Let’s again talk about downscaling. On a 1280x720 image that gets downscaled to 300x300, an object that is 140px x 115px gets downscaled to 32px x 27px - that’s what the model itself will see. If you have very small objects in the image, it’s dubious whether or not the model is going to be able to accurately train and identify those objects when they’re that small scaled down. All hope isn’t lost, though, just understand that object recognition might suffer. You want the largest objects in the image that you can, and you want a lot of variation in the size of the object. If the object could be seen as 300x400 pixels, make sure some of your training frames have the object at 300x400 pixels in the training data (and a good bit of variation in-between).

Ok, let’s talk now about labeling, and specifically “inconsistent labeling.” One of the mantras you have to take with machine learning is “Garbage in, Garbage out.” If you provide bad labeling, the model is going to be bad. Let’s take a couple examples:

Here’s a small montage of how you labeled “Top” - when labeling objects, you want to always provide consistent labels that always shows the object consistently within the bounding box with a little room on each side for background.

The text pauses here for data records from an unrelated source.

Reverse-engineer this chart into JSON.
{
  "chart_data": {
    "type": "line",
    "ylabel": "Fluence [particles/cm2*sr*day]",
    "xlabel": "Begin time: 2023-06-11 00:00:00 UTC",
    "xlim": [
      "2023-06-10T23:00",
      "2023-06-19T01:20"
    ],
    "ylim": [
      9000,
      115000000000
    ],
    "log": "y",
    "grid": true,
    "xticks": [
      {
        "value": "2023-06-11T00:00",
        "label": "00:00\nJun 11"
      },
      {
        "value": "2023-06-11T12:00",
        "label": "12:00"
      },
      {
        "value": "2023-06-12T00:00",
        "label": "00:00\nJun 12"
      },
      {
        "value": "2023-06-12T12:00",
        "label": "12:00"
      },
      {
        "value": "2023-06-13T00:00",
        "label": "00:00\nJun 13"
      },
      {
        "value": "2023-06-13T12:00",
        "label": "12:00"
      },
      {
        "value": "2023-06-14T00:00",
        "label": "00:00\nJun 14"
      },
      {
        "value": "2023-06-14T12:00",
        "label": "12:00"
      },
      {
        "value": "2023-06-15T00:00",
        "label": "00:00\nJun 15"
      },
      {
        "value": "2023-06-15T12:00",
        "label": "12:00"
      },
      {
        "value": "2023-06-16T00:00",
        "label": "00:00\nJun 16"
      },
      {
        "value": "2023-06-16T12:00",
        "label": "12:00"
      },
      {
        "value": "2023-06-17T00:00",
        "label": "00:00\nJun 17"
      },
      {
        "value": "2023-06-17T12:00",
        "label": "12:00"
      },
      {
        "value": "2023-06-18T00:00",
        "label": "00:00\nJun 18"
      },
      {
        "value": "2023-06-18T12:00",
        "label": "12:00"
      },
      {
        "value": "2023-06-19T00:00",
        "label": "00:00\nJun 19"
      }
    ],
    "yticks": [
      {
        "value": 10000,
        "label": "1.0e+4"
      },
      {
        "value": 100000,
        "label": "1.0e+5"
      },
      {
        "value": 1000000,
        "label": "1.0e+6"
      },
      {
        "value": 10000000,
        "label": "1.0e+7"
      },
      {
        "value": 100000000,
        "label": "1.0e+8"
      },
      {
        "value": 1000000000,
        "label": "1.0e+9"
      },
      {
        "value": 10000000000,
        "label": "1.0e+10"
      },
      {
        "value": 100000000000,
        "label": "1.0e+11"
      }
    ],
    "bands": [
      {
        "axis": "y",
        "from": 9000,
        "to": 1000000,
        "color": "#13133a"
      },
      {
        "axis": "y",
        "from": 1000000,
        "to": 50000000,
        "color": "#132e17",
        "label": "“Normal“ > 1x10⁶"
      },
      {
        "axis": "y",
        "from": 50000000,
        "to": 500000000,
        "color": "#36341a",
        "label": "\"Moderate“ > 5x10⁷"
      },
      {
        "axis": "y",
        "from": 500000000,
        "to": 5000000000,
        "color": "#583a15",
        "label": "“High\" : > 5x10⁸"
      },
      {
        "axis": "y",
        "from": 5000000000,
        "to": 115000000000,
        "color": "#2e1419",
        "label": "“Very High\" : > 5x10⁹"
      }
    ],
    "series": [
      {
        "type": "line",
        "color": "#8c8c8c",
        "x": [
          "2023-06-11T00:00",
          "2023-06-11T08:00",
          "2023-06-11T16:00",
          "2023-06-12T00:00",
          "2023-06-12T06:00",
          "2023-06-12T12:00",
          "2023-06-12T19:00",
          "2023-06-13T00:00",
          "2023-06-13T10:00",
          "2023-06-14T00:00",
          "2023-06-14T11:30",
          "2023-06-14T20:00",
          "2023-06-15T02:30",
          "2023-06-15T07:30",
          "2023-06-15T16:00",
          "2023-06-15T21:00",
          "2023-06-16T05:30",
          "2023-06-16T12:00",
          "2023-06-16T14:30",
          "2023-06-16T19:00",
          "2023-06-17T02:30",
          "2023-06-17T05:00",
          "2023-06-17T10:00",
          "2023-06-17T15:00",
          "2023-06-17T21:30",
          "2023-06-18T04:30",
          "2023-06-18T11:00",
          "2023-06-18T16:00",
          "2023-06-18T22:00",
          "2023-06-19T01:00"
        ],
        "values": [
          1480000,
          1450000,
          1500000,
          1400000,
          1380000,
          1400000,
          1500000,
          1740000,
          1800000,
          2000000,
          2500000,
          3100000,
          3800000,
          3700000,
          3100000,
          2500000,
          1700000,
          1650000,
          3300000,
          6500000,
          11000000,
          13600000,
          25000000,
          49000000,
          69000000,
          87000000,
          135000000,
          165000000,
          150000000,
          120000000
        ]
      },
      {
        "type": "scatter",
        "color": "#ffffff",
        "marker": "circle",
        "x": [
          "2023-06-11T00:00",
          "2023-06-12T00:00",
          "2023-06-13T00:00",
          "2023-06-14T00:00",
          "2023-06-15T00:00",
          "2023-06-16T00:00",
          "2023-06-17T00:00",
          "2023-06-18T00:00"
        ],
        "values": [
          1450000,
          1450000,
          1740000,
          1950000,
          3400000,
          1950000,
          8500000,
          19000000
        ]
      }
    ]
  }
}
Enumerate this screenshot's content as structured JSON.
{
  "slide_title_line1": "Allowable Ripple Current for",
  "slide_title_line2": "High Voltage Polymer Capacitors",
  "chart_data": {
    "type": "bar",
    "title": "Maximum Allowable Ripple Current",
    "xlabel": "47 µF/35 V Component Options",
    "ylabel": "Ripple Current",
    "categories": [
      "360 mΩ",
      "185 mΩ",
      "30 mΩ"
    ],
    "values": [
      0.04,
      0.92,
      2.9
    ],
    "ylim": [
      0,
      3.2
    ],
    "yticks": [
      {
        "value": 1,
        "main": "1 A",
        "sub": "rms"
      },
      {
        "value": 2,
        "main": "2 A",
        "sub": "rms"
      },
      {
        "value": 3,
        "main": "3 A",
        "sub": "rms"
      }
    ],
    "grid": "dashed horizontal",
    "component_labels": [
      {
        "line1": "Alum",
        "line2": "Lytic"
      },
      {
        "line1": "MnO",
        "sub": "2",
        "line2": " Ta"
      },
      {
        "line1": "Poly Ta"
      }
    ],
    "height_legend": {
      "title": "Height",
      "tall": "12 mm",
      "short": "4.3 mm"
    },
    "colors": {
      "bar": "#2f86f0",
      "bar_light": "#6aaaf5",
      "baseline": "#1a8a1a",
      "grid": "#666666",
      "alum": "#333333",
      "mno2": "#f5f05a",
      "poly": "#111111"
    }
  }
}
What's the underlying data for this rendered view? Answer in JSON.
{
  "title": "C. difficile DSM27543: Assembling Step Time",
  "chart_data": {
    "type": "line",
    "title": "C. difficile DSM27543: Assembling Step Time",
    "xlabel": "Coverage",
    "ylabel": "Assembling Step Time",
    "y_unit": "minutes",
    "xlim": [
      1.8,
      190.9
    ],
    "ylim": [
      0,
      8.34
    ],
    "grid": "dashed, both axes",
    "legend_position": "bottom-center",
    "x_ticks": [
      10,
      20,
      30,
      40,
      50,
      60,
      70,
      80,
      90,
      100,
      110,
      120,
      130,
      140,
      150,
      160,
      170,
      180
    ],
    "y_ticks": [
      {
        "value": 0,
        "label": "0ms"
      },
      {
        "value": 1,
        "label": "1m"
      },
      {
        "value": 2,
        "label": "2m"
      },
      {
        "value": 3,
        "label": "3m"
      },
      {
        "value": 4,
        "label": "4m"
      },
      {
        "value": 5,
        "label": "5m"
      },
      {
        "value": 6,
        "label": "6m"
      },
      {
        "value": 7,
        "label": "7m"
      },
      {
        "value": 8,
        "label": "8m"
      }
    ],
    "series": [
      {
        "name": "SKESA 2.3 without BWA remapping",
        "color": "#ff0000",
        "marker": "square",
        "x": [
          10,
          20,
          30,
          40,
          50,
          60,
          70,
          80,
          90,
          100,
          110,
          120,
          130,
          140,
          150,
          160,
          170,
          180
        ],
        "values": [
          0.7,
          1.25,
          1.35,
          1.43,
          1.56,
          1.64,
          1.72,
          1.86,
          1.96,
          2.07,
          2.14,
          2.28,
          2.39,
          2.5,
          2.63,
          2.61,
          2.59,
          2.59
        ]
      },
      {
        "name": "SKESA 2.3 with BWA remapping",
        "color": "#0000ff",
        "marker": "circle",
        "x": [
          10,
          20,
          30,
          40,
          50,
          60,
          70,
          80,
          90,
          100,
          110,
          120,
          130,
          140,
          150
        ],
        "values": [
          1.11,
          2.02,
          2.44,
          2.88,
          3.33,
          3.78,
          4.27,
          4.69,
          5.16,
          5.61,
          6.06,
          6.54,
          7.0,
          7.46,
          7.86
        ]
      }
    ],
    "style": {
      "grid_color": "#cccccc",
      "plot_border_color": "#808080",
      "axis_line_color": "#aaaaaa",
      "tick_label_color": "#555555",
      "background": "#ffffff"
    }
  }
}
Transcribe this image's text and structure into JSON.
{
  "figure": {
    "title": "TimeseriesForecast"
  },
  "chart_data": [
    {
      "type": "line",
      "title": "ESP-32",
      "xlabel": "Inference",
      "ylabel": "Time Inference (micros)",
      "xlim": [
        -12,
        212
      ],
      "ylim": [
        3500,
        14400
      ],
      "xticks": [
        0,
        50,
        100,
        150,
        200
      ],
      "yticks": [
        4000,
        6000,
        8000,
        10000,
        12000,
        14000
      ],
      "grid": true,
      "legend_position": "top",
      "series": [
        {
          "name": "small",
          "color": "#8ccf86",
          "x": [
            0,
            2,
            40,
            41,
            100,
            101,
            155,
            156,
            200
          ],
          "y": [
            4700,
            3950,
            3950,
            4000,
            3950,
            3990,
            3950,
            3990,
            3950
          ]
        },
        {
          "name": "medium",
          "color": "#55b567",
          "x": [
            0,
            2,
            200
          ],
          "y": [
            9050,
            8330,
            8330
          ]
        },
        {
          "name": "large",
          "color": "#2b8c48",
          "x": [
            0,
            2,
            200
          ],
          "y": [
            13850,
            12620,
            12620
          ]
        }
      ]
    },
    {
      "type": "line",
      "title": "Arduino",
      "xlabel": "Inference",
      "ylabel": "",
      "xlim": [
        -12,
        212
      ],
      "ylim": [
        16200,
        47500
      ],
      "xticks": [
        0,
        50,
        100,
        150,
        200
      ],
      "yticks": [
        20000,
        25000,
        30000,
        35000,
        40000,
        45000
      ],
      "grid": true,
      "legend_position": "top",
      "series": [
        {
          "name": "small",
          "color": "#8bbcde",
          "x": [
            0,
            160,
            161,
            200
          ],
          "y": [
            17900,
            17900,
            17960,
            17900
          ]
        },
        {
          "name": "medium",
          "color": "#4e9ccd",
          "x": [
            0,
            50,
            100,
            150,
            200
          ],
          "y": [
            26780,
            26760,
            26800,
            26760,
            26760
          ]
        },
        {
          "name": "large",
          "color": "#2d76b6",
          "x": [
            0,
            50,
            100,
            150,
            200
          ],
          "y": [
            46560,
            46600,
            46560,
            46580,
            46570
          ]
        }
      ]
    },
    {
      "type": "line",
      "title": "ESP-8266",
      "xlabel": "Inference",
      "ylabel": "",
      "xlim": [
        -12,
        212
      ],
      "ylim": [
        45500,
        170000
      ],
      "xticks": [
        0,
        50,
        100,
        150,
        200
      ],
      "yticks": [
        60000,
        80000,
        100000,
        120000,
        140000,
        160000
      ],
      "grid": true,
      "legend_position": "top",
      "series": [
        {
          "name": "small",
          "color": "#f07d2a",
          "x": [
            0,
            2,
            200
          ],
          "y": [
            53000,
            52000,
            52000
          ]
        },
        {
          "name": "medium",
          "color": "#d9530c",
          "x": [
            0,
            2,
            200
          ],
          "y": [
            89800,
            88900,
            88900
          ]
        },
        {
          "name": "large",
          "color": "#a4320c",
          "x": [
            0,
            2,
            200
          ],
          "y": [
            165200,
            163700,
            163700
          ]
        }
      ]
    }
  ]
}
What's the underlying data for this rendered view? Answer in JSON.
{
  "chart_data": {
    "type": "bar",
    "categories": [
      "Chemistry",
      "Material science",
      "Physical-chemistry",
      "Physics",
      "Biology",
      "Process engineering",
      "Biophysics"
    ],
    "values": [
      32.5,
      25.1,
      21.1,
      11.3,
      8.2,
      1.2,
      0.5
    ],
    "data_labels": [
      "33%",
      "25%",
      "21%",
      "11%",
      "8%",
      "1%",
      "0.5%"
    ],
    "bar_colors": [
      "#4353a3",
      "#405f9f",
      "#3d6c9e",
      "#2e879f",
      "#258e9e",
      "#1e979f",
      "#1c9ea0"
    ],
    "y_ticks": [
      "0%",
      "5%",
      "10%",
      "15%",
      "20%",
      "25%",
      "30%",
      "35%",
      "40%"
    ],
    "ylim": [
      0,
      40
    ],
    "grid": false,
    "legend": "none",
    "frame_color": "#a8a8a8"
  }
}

Frame 1 had a great label for “Top”, but very very few frames had reasonable labels afterward (bounding box only covers a small percentage of the object you want to track, includes other objects that might be classified differently, or completely missed the mark altogether). If you want the model to consistently know what a “Top” is, it needs to be consistently labeled. If you’re using a tracker you need to always watch that tracker and stop tracking when it goes off the rails, fix it, and resume.

It’s also important to recognize that frame 301 had no labels, but it was not marked as an ignored frame. When you look at the Datasets, frames that are not marked as ignored but have no labels are known as “Negative” frames. Negative frames should NEVER have objects in them that you want to identify - they are only used as providing “ignore everything in this frame as background” to the model training. Frame 301 is considered a “Negative” frame, but had one of the best images of the “Top” that you could provide, which likely confused the neural net so that it didn’t know what it should be looking at. Be careful when you have Negative frames - make sure they are intentional!

So now let’s look at a small montage of how you labeled “base”:

Again, inconsistent labeling. You started and finished strong, but too many of the frames in-between are a hot mess (excuse the phrase). You didn’t have many frames with a Base in them to begin with, so every improperly labeled frame hurts your detection massively!

But what I noticed more is what you didn’t label. How many bases are in the image? do you eventually want the model to label this as a base?


If so, not labeling them in every frame tells TensorFlow “ignore anything that looks like this.” The problem with that is that some of the images you “ignored” look a LOT like the ones you DON’T want to ignore (some of these ignored areas look a lot like a “base” in frames 687 and 203).

I hope this helps you!


Thank you! Will relabel and test again.